Wall balls are mixed. They might be a bit easier for tall guys but short guys can cycle the squat portion of them faster.
@brokenandconfused lunge steps are actually quite a bit easier for smaller people as their is less vertical travel. The weight was so light at the top end it wasn't hard, it was just time consuming so staying low and having smaller limbs mean you move quicker. It's no surprise that two of the shorter athletes got the top scores for this event.
@dawn16 Worldwide average male height is 5'7" or 170.9cm, American average male height is 5'10" or 177cm. If you look at the top athletes on the leaderboard, most of them fall in the average range. There are even a few 5'11 and 6'+ like Brent Fikowski. You may have experienced the Open this way, but it isn't born out by the data.
I would add that the reason some of these athletes not making it to regionals is more about the overall growth of CrossFit and the changes in the regional selection process.
@psalms119 I don't know why people keep saying that. Aside from the burpees being twice if you look at 2015 open workouts they are still the same movements and a lot of the weights are about the same from last year except this year the snatch got lighter and the deadlifts got heavier. 15.4 still a gymnastic movement to get to do heavy weight. Go back to 2014 same story.
@kohelet 2015 had zero burpees and a 1rm. In 2015, not having a high 1rm kept you out of regionals, period. That makes strength an absolute requirement in 2015 not a "nice to have".

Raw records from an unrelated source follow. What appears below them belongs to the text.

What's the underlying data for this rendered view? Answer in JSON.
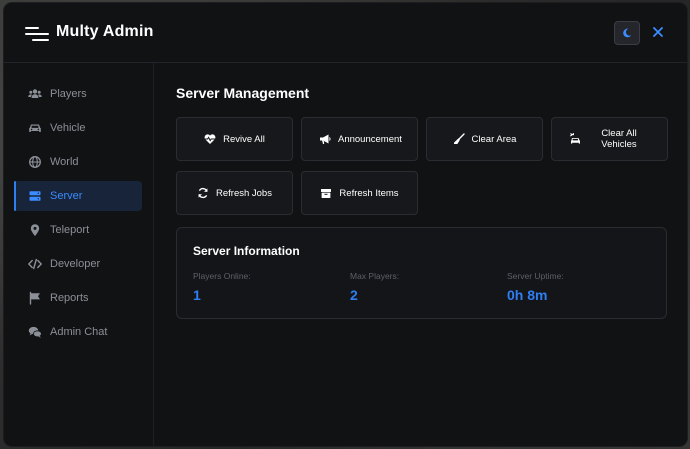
{
  "app": {
    "title": "Multy Admin"
  },
  "sidebar": {
    "items": [
      {
        "label": "Players",
        "icon": "users-icon",
        "active": false
      },
      {
        "label": "Vehicle",
        "icon": "car-icon",
        "active": false
      },
      {
        "label": "World",
        "icon": "globe-icon",
        "active": false
      },
      {
        "label": "Server",
        "icon": "server-icon",
        "active": true
      },
      {
        "label": "Teleport",
        "icon": "map-pin-icon",
        "active": false
      },
      {
        "label": "Developer",
        "icon": "code-icon",
        "active": false
      },
      {
        "label": "Reports",
        "icon": "flag-icon",
        "active": false
      },
      {
        "label": "Admin Chat",
        "icon": "comments-icon",
        "active": false
      }
    ]
  },
  "main": {
    "title": "Server Management",
    "actions": [
      {
        "label": "Revive All",
        "icon": "heart-pulse-icon"
      },
      {
        "label": "Announcement",
        "icon": "megaphone-icon"
      },
      {
        "label": "Clear Area",
        "icon": "broom-icon"
      },
      {
        "label": "Clear All Vehicles",
        "icon": "car-burst-icon"
      },
      {
        "label": "Refresh Jobs",
        "icon": "refresh-icon"
      },
      {
        "label": "Refresh Items",
        "icon": "box-icon"
      }
    ],
    "info": {
      "title": "Server Information",
      "stats": [
        {
          "label": "Players Online:",
          "value": "1"
        },
        {
          "label": "Max Players:",
          "value": "2"
        },
        {
          "label": "Server Uptime:",
          "value": "0h 8m"
        }
      ]
    }
  },
  "colors": {
    "accent": "#2f7ef2",
    "background": "#111214",
    "active_bg": "#172439"
  }
}
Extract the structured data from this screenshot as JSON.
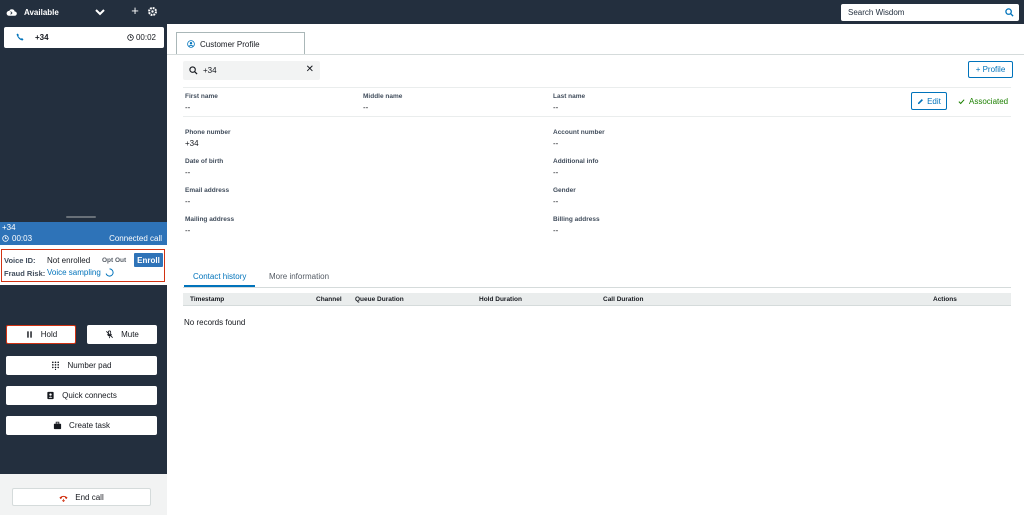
{
  "topbar": {
    "status_label": "Available",
    "search_placeholder": "Search Wisdom"
  },
  "ccp": {
    "contact_tile": {
      "number": "+34",
      "timer": "00:02"
    },
    "call": {
      "number": "+34",
      "elapsed": "00:03",
      "state": "Connected call"
    },
    "voice_id": {
      "label": "Voice ID:",
      "status": "Not enrolled",
      "opt_out_label": "Opt Out",
      "enroll_label": "Enroll",
      "fraud_label": "Fraud Risk:",
      "fraud_status": "Voice sampling"
    },
    "controls": {
      "hold_label": "Hold",
      "mute_label": "Mute",
      "numpad_label": "Number pad",
      "quick_connects_label": "Quick connects",
      "create_task_label": "Create task",
      "end_call_label": "End call"
    }
  },
  "main": {
    "tab_label": "Customer Profile",
    "search_value": "+34",
    "add_profile_label": "+ Profile",
    "edit_label": "Edit",
    "associated_label": "Associated",
    "fields": {
      "first_name": {
        "label": "First name",
        "value": "--"
      },
      "middle_name": {
        "label": "Middle name",
        "value": "--"
      },
      "last_name": {
        "label": "Last name",
        "value": "--"
      },
      "phone_number": {
        "label": "Phone number",
        "value": "+34"
      },
      "account_number": {
        "label": "Account number",
        "value": "--"
      },
      "date_of_birth": {
        "label": "Date of birth",
        "value": "--"
      },
      "additional_info": {
        "label": "Additional info",
        "value": "--"
      },
      "email_address": {
        "label": "Email address",
        "value": "--"
      },
      "gender": {
        "label": "Gender",
        "value": "--"
      },
      "mailing_address": {
        "label": "Mailing address",
        "value": "--"
      },
      "billing_address": {
        "label": "Billing address",
        "value": "--"
      }
    },
    "subtabs": [
      "Contact history",
      "More information"
    ],
    "table": {
      "columns": [
        "Timestamp",
        "Channel",
        "Queue Duration",
        "Hold Duration",
        "Call Duration",
        "Actions"
      ],
      "empty_text": "No records found"
    }
  },
  "colors": {
    "nav_dark": "#232f3e",
    "accent_blue": "#0073bb",
    "call_blue": "#2e73b8",
    "highlight_red": "#d13212",
    "success_green": "#1d8102"
  },
  "icons": [
    "cloud-icon",
    "chevron-down-icon",
    "plus-icon",
    "gear-icon",
    "search-icon",
    "phone-icon",
    "clock-icon",
    "user-circle-icon",
    "close-icon",
    "pencil-icon",
    "check-icon",
    "spinner-icon",
    "pause-icon",
    "mic-off-icon",
    "keypad-icon",
    "address-book-icon",
    "briefcase-icon",
    "hang-up-icon"
  ]
}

2016 had 2x burpees and no 1rm. The only heavy wod was 16.2, but just making it to the round of 275 and hitting a couple of reps at 275 (not heavy weight at all) kept you in contention. 5 cleans at 275 was enough to stay in the game in most regions. That's not too hard for experienced athletes.
So in 2016, strength was a "nice to have" not a requirement and burpees showed up twice, which is insane for a test intended to be "broad".

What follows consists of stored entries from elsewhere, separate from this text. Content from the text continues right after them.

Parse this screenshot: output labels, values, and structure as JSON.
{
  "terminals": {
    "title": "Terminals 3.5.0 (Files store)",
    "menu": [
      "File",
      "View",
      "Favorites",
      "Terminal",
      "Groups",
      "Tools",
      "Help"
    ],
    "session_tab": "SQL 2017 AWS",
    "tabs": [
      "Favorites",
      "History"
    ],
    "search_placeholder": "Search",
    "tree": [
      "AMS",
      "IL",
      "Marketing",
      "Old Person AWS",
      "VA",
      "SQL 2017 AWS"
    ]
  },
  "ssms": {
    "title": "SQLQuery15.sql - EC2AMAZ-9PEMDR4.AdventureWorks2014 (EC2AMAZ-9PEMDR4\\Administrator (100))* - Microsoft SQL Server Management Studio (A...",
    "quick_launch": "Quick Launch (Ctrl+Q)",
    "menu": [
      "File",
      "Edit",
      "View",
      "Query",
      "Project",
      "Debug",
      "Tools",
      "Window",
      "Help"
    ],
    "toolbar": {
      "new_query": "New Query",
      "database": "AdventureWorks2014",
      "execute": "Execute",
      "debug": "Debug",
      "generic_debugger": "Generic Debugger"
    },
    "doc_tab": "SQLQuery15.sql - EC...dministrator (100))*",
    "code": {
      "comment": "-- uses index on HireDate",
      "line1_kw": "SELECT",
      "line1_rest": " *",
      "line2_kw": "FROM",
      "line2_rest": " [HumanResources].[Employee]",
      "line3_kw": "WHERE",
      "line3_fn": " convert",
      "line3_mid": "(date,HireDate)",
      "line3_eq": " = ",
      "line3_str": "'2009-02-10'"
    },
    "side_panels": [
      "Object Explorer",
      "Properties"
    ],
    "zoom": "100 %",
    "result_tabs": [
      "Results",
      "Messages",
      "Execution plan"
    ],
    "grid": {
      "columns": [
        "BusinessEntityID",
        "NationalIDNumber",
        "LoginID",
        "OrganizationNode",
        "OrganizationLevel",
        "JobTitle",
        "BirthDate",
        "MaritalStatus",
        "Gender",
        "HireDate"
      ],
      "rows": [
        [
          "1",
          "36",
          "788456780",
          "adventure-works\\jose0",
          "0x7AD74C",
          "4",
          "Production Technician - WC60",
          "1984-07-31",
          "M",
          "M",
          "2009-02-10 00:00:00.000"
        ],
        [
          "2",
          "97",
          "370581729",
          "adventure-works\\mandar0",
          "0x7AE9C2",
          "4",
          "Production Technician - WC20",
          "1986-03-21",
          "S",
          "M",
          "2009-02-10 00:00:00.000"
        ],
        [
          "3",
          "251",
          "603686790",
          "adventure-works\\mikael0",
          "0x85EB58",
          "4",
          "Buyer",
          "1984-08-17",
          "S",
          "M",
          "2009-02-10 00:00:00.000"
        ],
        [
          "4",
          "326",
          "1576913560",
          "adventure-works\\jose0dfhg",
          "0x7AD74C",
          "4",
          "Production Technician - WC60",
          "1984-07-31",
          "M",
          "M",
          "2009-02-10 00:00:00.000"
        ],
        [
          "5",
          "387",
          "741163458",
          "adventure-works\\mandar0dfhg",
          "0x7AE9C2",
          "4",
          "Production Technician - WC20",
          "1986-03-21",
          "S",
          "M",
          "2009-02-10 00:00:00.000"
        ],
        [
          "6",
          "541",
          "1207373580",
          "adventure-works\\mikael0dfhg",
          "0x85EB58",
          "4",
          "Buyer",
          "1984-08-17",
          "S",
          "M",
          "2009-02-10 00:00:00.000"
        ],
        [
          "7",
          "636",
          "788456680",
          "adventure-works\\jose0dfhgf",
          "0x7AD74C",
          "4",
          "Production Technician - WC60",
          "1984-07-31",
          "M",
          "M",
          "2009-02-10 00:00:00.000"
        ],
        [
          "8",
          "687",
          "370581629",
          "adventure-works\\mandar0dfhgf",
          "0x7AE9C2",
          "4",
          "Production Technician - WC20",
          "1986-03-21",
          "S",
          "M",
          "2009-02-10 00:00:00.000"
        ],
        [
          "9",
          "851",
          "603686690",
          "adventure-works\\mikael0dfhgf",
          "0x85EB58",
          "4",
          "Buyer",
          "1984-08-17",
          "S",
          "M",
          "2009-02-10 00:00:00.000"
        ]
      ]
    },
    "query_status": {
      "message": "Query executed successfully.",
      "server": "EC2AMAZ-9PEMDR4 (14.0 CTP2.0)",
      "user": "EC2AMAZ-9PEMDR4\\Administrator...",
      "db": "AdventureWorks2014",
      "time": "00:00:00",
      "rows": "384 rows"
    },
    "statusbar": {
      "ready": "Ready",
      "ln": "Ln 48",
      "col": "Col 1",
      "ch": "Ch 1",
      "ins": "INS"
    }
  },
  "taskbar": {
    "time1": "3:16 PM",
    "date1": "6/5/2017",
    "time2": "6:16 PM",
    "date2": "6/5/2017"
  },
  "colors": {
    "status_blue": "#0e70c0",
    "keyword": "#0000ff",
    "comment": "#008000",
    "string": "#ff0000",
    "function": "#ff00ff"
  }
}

Even a superficial examination shows a bias toward the Shire
@psalms119 I forgot about the 1rm last year but that was such a new one off thing when compared to past years. But you still needed to do crazy cardio stuff first. But I guess two heavy wods last year and twice on burpees does make your point. I'm smaller and I did better last year than this year.
@dereklirus I'm really bummed that Gretchen won't be at regionals or the games. I had the opportunity to compete against her a few years back at a local comp and she was nothing but sweet.